Wednesday, May 29, 2013

Wa rebels seek a state of their own - DVB

By DVB Published: 28 May 2013 UWSA-photo

United Wa State Army troops march during a military parade. (DVB)
Burma’s most heavily armed and powerful rebel group has said it is looking to carve out a legitimate state, as experts say it is flexing its muscles amid tense relations with the government.
The United Wa State Army, which commands an estimated 30,000 troops, holds sway over a remote mountainous area on the northeast border with China that is believed to be awash with drugs and has long been aloof from the central government’s control.
Shielded from the reach of the previous junta by its close links to Beijing and formidable military might, observers say the group is using political openings under a new government to push for greater official acknowledgement.
The Wa self-administered region consists of six townships in the rugged borderlands of Shan state, but UWSA spokesman Tone Sann told AFP that the current arrangement was “not enough”.
“We want them to be acknowledged as a state,” he said on the sidelines of a religious ceremony in northern Shan that marked a rare public appearance for officials from the rebel group.
The UWSA has upheld a ceasefire agreement with the government since 1989, one of the longest such deals in a country that has been riven by pockets of ethnic rebellion since independence in 1948.
A raft of tentative new ceasefires have been inked by the new quasi-civilian government that replaced military rule two years ago as part of reforms that have raised hopes of greater federalism in a nation long gripped by junta insistence on unity and conformism.

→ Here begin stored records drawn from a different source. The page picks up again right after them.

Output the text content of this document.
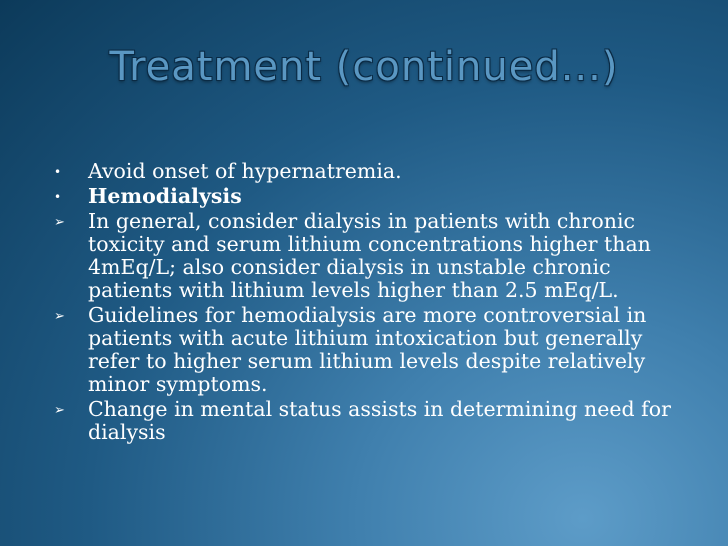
Treatment (continued...)
•	Avoid onset of hypernatremia.
•	Hemodialysis
➢	In general, consider dialysis in patients with chronic toxicity and serum lithium concentrations higher than 4mEq/L; also consider dialysis in unstable chronic patients with lithium levels higher than 2.5 mEq/L.
➢	Guidelines for hemodialysis are more controversial in patients with acute lithium intoxication but generally refer to higher serum lithium levels despite relatively minor symptoms.
➢	Change in mental status assists in determining need for dialysis
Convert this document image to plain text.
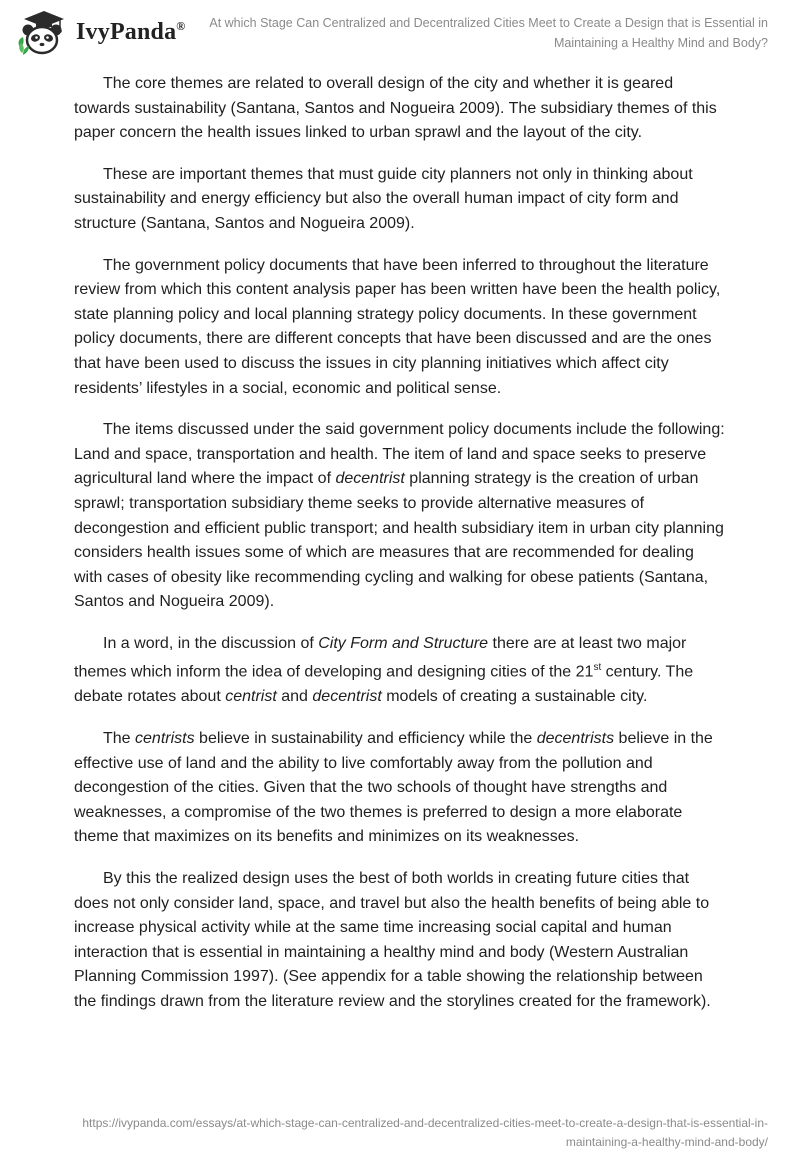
IvyPanda® At which Stage Can Centralized and Decentralized Cities Meet to Create a Design that is Essential in Maintaining a Healthy Mind and Body?

The core themes are related to overall design of the city and whether it is geared towards sustainability (Santana, Santos and Nogueira 2009). The subsidiary themes of this paper concern the health issues linked to urban sprawl and the layout of the city.

These are important themes that must guide city planners not only in thinking about sustainability and energy efficiency but also the overall human impact of city form and structure (Santana, Santos and Nogueira 2009).

The government policy documents that have been inferred to throughout the literature review from which this content analysis paper has been written have been the health policy, state planning policy and local planning strategy policy documents. In these government policy documents, there are different concepts that have been discussed and are the ones that have been used to discuss the issues in city planning initiatives which affect city residents’ lifestyles in a social, economic and political sense.

The items discussed under the said government policy documents include the following: Land and space, transportation and health. The item of land and space seeks to preserve agricultural land where the impact of decentrist planning strategy is the creation of urban sprawl; transportation subsidiary theme seeks to provide alternative measures of decongestion and efficient public transport; and health subsidiary item in urban city planning considers health issues some of which are measures that are recommended for dealing with cases of obesity like recommending cycling and walking for obese patients (Santana, Santos and Nogueira 2009).

In a word, in the discussion of City Form and Structure there are at least two major themes which inform the idea of developing and designing cities of the 21st century. The debate rotates about centrist and decentrist models of creating a sustainable city.

The centrists believe in sustainability and efficiency while the decentrists believe in the effective use of land and the ability to live comfortably away from the pollution and decongestion of the cities. Given that the two schools of thought have strengths and weaknesses, a compromise of the two themes is preferred to design a more elaborate theme that maximizes on its benefits and minimizes on its weaknesses.

By this the realized design uses the best of both worlds in creating future cities that does not only consider land, space, and travel but also the health benefits of being able to increase physical activity while at the same time increasing social capital and human interaction that is essential in maintaining a healthy mind and body (Western Australian Planning Commission 1997). (See appendix for a table showing the relationship between the findings drawn from the literature review and the storylines created for the framework).

https://ivypanda.com/essays/at-which-stage-can-centralized-and-decentralized-cities-meet-to-create-a-design-that-is-essential-in-maintaining-a-healthy-mind-and-body/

“The Wa have proven adept, in the past, at garnering the concessions they need,” Nicholas Farrelly of the Australian National University told AFP, adding that the group’s military, economic and political resources makes them a “force to reckon with”.
“Moreover, given they run what often feels like an independent borderland fief, it is logical that the Wa leadership would be the first to test a new style of decentralisation.”

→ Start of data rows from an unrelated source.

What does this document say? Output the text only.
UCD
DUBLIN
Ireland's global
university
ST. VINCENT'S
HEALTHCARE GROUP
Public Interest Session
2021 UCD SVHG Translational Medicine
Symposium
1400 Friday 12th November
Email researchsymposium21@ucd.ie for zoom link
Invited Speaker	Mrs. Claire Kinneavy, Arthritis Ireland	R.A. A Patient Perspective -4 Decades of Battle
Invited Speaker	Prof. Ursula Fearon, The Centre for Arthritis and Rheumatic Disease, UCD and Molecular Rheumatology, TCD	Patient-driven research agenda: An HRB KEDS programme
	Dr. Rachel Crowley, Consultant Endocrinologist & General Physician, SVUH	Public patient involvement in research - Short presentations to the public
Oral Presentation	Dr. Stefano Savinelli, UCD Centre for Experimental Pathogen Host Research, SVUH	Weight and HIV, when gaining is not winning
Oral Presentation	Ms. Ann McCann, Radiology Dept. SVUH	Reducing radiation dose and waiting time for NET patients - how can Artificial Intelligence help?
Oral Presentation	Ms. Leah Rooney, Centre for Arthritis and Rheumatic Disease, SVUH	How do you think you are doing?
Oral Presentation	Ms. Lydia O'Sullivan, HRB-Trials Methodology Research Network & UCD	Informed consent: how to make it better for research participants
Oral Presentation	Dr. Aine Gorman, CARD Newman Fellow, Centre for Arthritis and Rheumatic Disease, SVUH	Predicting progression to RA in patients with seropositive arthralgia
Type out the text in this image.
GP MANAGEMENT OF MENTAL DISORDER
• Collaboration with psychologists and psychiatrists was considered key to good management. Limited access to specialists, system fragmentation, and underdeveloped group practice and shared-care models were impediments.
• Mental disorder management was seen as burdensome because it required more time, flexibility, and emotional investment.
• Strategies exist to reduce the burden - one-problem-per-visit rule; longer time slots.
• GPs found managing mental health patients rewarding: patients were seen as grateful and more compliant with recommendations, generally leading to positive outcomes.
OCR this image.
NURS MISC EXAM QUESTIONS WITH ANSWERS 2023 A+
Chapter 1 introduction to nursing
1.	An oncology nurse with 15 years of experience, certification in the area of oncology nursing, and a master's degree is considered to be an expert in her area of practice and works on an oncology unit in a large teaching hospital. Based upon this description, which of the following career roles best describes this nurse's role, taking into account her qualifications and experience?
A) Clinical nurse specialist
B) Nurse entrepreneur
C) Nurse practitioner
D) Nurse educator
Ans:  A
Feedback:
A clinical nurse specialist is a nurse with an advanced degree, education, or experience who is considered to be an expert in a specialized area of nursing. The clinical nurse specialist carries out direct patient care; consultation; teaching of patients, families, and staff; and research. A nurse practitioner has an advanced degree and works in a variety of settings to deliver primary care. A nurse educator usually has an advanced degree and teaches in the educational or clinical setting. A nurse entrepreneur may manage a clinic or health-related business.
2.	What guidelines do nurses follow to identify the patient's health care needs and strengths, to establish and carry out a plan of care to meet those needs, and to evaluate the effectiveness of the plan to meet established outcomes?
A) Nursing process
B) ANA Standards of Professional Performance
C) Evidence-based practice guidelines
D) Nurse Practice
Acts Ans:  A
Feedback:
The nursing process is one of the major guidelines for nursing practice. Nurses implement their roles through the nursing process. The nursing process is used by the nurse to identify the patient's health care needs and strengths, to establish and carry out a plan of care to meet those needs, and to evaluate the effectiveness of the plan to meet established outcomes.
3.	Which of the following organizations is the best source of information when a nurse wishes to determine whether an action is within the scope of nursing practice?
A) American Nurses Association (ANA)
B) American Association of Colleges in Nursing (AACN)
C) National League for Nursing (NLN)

Ethnic Wa make up about one percent of the Burmese population, with about 800,000 people of various ethnic groups in the self-administered region, according to Tone Sann.

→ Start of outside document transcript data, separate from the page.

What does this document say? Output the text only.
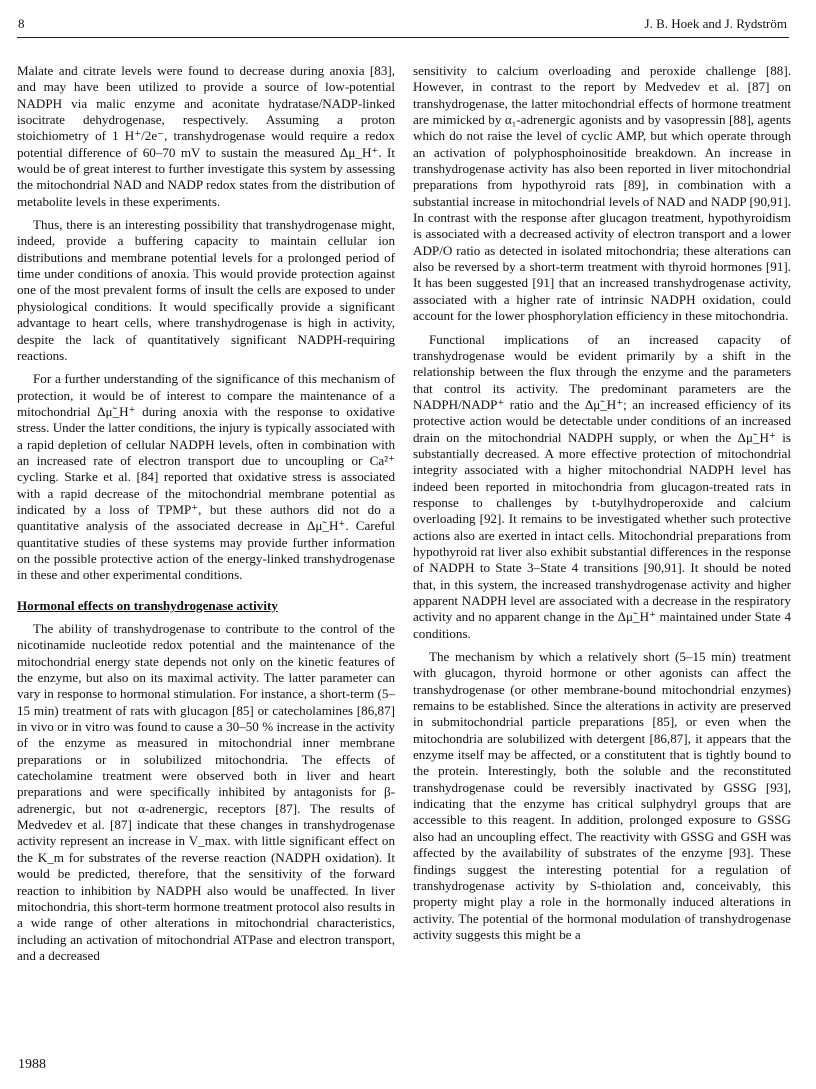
8	J. B. Hoek and J. Rydström

Malate and citrate levels were found to decrease during anoxia [83], and may have been utilized to provide a source of low-potential NADPH via malic enzyme and aconitate hydratase/NADP-linked isocitrate dehydrogenase, respectively. Assuming a proton stoichiometry of 1 H⁺/2e⁻, transhydrogenase would require a redox potential difference of 60–70 mV to sustain the measured Δμ_H⁺. It would be of great interest to further investigate this system by assessing the mitochondrial NAD and NADP redox states from the distribution of metabolite levels in these experiments.

Thus, there is an interesting possibility that transhydrogenase might, indeed, provide a buffering capacity to maintain cellular ion distributions and membrane potential levels for a prolonged period of time under conditions of anoxia. This would provide protection against one of the most prevalent forms of insult the cells are exposed to under physiological conditions. It would specifically provide a significant advantage to heart cells, where transhydrogenase is high in activity, despite the lack of quantitatively significant NADPH-requiring reactions.

For a further understanding of the significance of this mechanism of protection, it would be of interest to compare the maintenance of a mitochondrial Δμ̃_H⁺ during anoxia with the response to oxidative stress. Under the latter conditions, the injury is typically associated with a rapid depletion of cellular NADPH levels, often in combination with an increased rate of electron transport due to uncoupling or Ca²⁺ cycling. Starke et al. [84] reported that oxidative stress is associated with a rapid decrease of the mitochondrial membrane potential as indicated by a loss of TPMP⁺, but these authors did not do a quantitative analysis of the associated decrease in Δμ̃_H⁺. Careful quantitative studies of these systems may provide further information on the possible protective action of the energy-linked transhydrogenase in these and other experimental conditions.

Hormonal effects on transhydrogenase activity

The ability of transhydrogenase to contribute to the control of the nicotinamide nucleotide redox potential and the maintenance of the mitochondrial energy state depends not only on the kinetic features of the enzyme, but also on its maximal activity. The latter parameter can vary in response to hormonal stimulation. For instance, a short-term (5–15 min) treatment of rats with glucagon [85] or catecholamines [86,87] in vivo or in vitro was found to cause a 30–50 % increase in the activity of the enzyme as measured in mitochondrial inner membrane preparations or in solubilized mitochondria. The effects of catecholamine treatment were observed both in liver and heart preparations and were specifically inhibited by antagonists for β-adrenergic, but not α-adrenergic, receptors [87]. The results of Medvedev et al. [87] indicate that these changes in transhydrogenase activity represent an increase in V_max. with little significant effect on the K_m for substrates of the reverse reaction (NADPH oxidation). It would be predicted, therefore, that the sensitivity of the forward reaction to inhibition by NADPH also would be unaffected. In liver mitochondria, this short-term hormone treatment protocol also results in a wide range of other alterations in mitochondrial characteristics, including an activation of mitochondrial ATPase and electron transport, and a decreased

sensitivity to calcium overloading and peroxide challenge [88]. However, in contrast to the report by Medvedev et al. [87] on transhydrogenase, the latter mitochondrial effects of hormone treatment are mimicked by α₁-adrenergic agonists and by vasopressin [88], agents which do not raise the level of cyclic AMP, but which operate through an activation of polyphosphoinositide breakdown. An increase in transhydrogenase activity has also been reported in liver mitochondrial preparations from hypothyroid rats [89], in combination with a substantial increase in mitochondrial levels of NAD and NADP [90,91]. In contrast with the response after glucagon treatment, hypothyroidism is associated with a decreased activity of electron transport and a lower ADP/O ratio as detected in isolated mitochondria; these alterations can also be reversed by a short-term treatment with thyroid hormones [91]. It has been suggested [91] that an increased transhydrogenase activity, associated with a higher rate of intrinsic NADPH oxidation, could account for the lower phosphorylation efficiency in these mitochondria.

Functional implications of an increased capacity of transhydrogenase would be evident primarily by a shift in the relationship between the flux through the enzyme and the parameters that control its activity. The predominant parameters are the NADPH/NADP⁺ ratio and the Δμ̃_H⁺; an increased efficiency of its protective action would be detectable under conditions of an increased drain on the mitochondrial NADPH supply, or when the Δμ̃_H⁺ is substantially decreased. A more effective protection of mitochondrial integrity associated with a higher mitochondrial NADPH level has indeed been reported in mitochondria from glucagon-treated rats in response to challenges by t-butylhydroperoxide and calcium overloading [92]. It remains to be investigated whether such protective actions also are exerted in intact cells. Mitochondrial preparations from hypothyroid rat liver also exhibit substantial differences in the response of NADPH to State 3–State 4 transitions [90,91]. It should be noted that, in this system, the increased transhydrogenase activity and higher apparent NADPH level are associated with a decrease in the respiratory activity and no apparent change in the Δμ̃_H⁺ maintained under State 4 conditions.

The mechanism by which a relatively short (5–15 min) treatment with glucagon, thyroid hormone or other agonists can affect the transhydrogenase (or other membrane-bound mitochondrial enzymes) remains to be established. Since the alterations in activity are preserved in submitochondrial particle preparations [85], or even when the mitochondria are solubilized with detergent [86,87], it appears that the enzyme itself may be affected, or a constitutent that is tightly bound to the protein. Interestingly, both the soluble and the reconstituted transhydrogenase could be reversibly inactivated by GSSG [93], indicating that the enzyme has critical sulphydryl groups that are accessible to this reagent. In addition, prolonged exposure to GSSG also had an uncoupling effect. The reactivity with GSSG and GSH was affected by the availability of substrates of the enzyme [93]. These findings suggest the interesting potential for a regulation of transhydrogenase activity by S-thiolation and, conceivably, this property might play a role in the hormonally induced alterations in activity. The potential of the hormonal modulation of transhydrogenase activity suggests this might be a

1988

He said the UWSA made an official request for their region to be upgraded to “Wa State” in talks with a government peace team this month, adding they received assurances it would be considered in the country’s parliament.
Burma has seven ethnic minority states and seven regions, mainly of the majority Burman ethnicity.
Tone Sann said the Wa want their region to be recognised as a state to take advantage of regional development, as resource-rich and strategically located Burma looks to reap the rewards of ending decades of isolation.
Sai Pao Nap, an upper house MP from the Wa Democratic Party said the group is also keen to deal directly with the central government, rather than the current arrangement of communicating through authorities in Shan state.
“I do not think their demand to be a state can cause any complication,” said the politician, who is also a chairman of the parliament’s National Races Affairs Committee.
But he added that there have been heightened tensions between the UWSA and the military for two years, when the group was asked to join a so-called border guard force under the command of the Burmese army.
The Wa claim comes as the country’s military is locked in a deadly conflict with rebels in neighbouring Kachin, where a 17-year ceasefire collapsed soon after the new government came to power in 2011.
Peace talks with the Kachin, which were set to continue on Tuesday, have stumbled at several hurdles and the unrest has continued amid suspicions that the army is determined to bring all the insurgents to heel once and for all.
A recent report by analysts IHS Jane’s said the UWSA ceasefire was “fragile” and suggested the group had purchased armed helicopters from China as part “a programme of rapid rearmament” – a claim denied by both Beijing and the Wa.
Tone Sann said some aircraft had been bought as “samples” to put on display to the public. “These are not real ones and cannot be used. We just wanted to attract more people to visit our museum,” he said.
“It is not true that we bought helicopters from China,” he added, also rejecting persistent claims of widespread opium and methamphetamine production in Wa territory as “just accusations”.
Farrelly said China was the “sponsor and facilitator of Wa success”, a situation that the Burmese government may “resent” but would have little opportunity to counter.
“It is a borderland defined by its entanglements and ambiguities, with the Chinese playing an inevitable role in what they consider their own backyard.”